We were told he would live forever
“We were told he would live forever,” a weeping friend told me, speaking about the death of Rav Philip Berg, the head of the controversial and dynamic L.A.-based Kabbalah Centre. Born Feivel Gruberger in New York City, Berg died Monday in Los Angeles. He was 86, and had been in poor health since a 2004 stroke.
With his wife Karen and their sons, Yehuda and Michael, Berg headed the influential Kabbalah Centre, taking it over from Yehuda Brandwein on the latter’s death in 1969. For decades, Berg’s goal was to bring Kabbalah to the masses. He wrote dozens of books designed to render a dense and esoteric discipline comprehensible to people with little or no religious instruction. Inspired by Karen – who often described herself as the Rav’s first student – in the early 1970s Berg began offering Kabbalah instruction to anyone who would accept it.
The early students were almost all Jewish, often young people raised in Orthodox families who had grown disaffected with the strictly observant practices of their parents. For a while, the Bergs lived in Jerusalem and concentrated on building the Centre there, living an observantly Orthodox lifestyle. Many of the Centre’s chevre (literally, friends) joined them here. The chevre, full-time volunteers, stayed with the Centre through a return to America in the 1980s and an eventual move to Los Angeles in 1992.
It was in L.A. that the Kabbalah Centre became a global cultural phenomenon, thanks to (non-Jewish) celebrity students like Madonna, Demi Moore, and Mick Jagger.
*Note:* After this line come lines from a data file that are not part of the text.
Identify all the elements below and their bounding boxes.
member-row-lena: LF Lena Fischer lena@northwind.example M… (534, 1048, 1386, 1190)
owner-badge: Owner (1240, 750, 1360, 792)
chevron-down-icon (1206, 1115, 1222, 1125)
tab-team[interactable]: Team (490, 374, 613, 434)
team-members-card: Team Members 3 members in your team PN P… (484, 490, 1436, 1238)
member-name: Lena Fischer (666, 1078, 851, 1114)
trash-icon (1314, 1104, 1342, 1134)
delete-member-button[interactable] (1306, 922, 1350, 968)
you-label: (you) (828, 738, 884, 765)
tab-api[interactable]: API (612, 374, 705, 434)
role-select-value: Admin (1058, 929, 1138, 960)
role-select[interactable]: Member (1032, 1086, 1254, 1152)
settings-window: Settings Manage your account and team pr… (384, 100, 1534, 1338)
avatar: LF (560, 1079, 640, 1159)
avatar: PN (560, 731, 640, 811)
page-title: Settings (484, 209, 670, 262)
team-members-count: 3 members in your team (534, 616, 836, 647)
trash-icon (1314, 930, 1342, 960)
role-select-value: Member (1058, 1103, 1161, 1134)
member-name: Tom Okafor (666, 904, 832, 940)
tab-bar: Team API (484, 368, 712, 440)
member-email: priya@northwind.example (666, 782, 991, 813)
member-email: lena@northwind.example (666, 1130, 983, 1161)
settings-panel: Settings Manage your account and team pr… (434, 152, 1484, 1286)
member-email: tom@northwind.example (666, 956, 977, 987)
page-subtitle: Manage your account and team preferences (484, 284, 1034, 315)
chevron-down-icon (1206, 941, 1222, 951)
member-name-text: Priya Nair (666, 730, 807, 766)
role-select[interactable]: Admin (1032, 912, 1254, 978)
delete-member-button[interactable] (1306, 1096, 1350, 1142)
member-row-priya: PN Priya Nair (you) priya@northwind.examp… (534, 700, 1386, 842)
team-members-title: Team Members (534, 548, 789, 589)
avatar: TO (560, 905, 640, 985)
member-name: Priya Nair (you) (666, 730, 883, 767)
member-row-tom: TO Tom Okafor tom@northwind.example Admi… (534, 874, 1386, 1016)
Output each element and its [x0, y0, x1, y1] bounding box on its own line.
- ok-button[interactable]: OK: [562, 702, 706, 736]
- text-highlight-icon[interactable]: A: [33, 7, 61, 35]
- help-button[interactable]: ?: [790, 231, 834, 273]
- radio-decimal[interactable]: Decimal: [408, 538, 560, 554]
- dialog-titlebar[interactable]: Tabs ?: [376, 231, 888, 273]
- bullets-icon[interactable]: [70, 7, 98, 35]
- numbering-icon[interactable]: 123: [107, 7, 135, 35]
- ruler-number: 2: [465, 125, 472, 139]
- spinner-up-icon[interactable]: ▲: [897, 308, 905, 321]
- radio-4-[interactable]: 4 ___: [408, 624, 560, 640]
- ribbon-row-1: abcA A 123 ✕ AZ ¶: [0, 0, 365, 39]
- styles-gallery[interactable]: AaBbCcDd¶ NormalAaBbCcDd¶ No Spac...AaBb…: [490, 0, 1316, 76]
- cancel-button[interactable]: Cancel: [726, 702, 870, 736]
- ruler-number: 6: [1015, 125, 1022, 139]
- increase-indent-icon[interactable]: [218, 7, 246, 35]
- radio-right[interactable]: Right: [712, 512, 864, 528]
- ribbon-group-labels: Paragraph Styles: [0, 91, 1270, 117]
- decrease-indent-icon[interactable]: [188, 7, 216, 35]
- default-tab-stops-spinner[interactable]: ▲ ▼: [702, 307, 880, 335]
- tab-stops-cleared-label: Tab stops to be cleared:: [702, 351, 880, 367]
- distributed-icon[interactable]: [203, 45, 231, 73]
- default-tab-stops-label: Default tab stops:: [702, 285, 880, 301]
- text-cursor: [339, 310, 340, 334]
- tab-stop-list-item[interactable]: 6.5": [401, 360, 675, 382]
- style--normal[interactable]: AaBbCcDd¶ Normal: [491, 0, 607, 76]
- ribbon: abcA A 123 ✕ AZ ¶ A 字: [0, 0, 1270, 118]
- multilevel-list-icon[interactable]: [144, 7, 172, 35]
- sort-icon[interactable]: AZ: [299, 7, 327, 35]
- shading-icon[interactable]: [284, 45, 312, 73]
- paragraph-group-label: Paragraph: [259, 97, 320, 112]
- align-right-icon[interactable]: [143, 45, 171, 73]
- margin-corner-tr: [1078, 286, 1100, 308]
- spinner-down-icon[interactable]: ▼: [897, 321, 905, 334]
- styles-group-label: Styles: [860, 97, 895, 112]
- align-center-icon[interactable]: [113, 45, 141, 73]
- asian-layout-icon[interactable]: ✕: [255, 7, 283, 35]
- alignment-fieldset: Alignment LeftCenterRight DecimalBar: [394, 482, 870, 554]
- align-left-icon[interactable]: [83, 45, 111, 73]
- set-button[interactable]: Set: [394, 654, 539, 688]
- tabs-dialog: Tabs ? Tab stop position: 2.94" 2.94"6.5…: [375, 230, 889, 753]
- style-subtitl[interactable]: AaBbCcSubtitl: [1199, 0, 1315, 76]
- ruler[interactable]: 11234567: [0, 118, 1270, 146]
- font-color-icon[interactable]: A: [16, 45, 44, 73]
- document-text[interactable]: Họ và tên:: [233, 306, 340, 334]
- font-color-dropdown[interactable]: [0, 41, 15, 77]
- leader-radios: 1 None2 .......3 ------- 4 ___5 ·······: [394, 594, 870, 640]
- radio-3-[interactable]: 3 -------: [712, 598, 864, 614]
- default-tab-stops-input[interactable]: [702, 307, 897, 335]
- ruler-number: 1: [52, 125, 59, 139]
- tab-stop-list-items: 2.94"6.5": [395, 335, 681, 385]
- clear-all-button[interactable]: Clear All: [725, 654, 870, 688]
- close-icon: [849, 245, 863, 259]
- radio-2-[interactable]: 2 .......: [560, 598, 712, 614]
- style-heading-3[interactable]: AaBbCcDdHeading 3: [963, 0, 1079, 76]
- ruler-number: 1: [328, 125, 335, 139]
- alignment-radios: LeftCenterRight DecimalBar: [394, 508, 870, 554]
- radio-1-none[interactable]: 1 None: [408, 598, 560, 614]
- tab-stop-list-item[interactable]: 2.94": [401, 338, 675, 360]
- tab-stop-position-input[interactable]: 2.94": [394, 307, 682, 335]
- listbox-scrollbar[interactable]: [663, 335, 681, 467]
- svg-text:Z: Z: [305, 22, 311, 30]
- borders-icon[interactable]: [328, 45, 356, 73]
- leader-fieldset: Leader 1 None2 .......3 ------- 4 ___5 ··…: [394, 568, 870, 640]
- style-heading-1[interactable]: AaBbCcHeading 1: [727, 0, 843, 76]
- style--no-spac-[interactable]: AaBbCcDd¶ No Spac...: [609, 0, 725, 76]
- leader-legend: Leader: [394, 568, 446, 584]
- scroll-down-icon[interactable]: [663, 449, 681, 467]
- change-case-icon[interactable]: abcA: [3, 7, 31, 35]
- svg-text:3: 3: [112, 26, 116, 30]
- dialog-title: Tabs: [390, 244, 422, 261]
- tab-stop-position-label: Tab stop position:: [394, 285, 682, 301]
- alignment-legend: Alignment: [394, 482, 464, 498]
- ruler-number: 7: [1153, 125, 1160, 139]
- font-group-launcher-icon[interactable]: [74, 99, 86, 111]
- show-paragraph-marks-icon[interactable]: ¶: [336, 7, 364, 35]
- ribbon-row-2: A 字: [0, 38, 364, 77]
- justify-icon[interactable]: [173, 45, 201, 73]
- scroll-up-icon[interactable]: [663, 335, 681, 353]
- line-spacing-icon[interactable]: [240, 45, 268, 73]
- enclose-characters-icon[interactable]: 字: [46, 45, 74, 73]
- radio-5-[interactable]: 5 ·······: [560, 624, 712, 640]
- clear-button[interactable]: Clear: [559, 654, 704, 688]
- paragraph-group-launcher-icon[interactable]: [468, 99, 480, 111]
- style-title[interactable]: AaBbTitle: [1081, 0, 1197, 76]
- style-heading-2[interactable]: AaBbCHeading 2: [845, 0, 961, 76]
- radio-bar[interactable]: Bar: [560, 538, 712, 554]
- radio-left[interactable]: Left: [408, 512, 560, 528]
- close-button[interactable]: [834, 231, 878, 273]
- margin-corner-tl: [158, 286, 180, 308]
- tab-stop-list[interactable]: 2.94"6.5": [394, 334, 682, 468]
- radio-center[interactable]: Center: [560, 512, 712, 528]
As Michael and Yehuda Berg took on more responsibility for leading the Centre, more followers poured in – as did more controversy.
Critics in some sectors of the Jewish community were outraged over the Kabbalah Centre’s willingness to teach this ancient wisdom to non-Jews, while the haredim and others were outraged by the Centre’s insistence on teaching women alongside men. Others were troubled by the Centre’s unending money-making campaigns, which at their worst involved peddling a “Kabbalah Energy Drink” and similar schemes.
Many of those same critics, however, ended up teaching Kabbalah – just not in the precise way that Berg and the Centre did. Whatever quibbles they might have had with his rabbinical training or his students or his particular pronouncements, countless rabbis from across the entire Jewish theological spectrum embraced Berg’s simple notion that Kabbalah was a way of engaging young Jews who otherwise found shul and its obligations to be dull or irrelevant. Kabbalah, as Berg was first to conceive it, was Judaism’s answer to the Enlightenment; to the Sixties; to the problem of modernity itself.
Kabbalah made good Jews better Jews, and it made non-Jews into more righteous human beings, or so Berg argued. All you have to do is see how many synagogues in Israel and the diaspora now teach Kabbalah to their congregants to realize that Berg was onto something big.
I studied Kabbalah at the Centre’s Los Angeles flagship location for a decade. The Centre drew me, a patrilineal Jew with Anglican impulses, and it drew my wife, a cradle Catholic. We joined the Centre a year before the Rav had his stroke, and were privileged to hear him lecture. Our children were given their Hebrew names by Rav Berg, and my son received his brit milah on the lap of a then-frail but still lively spiritual master.
While some will remember Berg as a divisive charlatan and others will revere him as a saint on par with the Lubavitcher Rebbe, I will remember the kind and gentle man who stroked my son’s cheeks during his brit. I will remember the man who, when I asked him to bless my wife and me with a child, replied with a kiss and the words “I’ll be hearing your good news soon.”
My wife and I are divorcing. I have left the Kabbalah Centre. I no longer study with the Rav’s family. But I love him yet. While his legacy will be debated for years to come, for me he was a dear teacher, and the world is poorer that we have him no longer.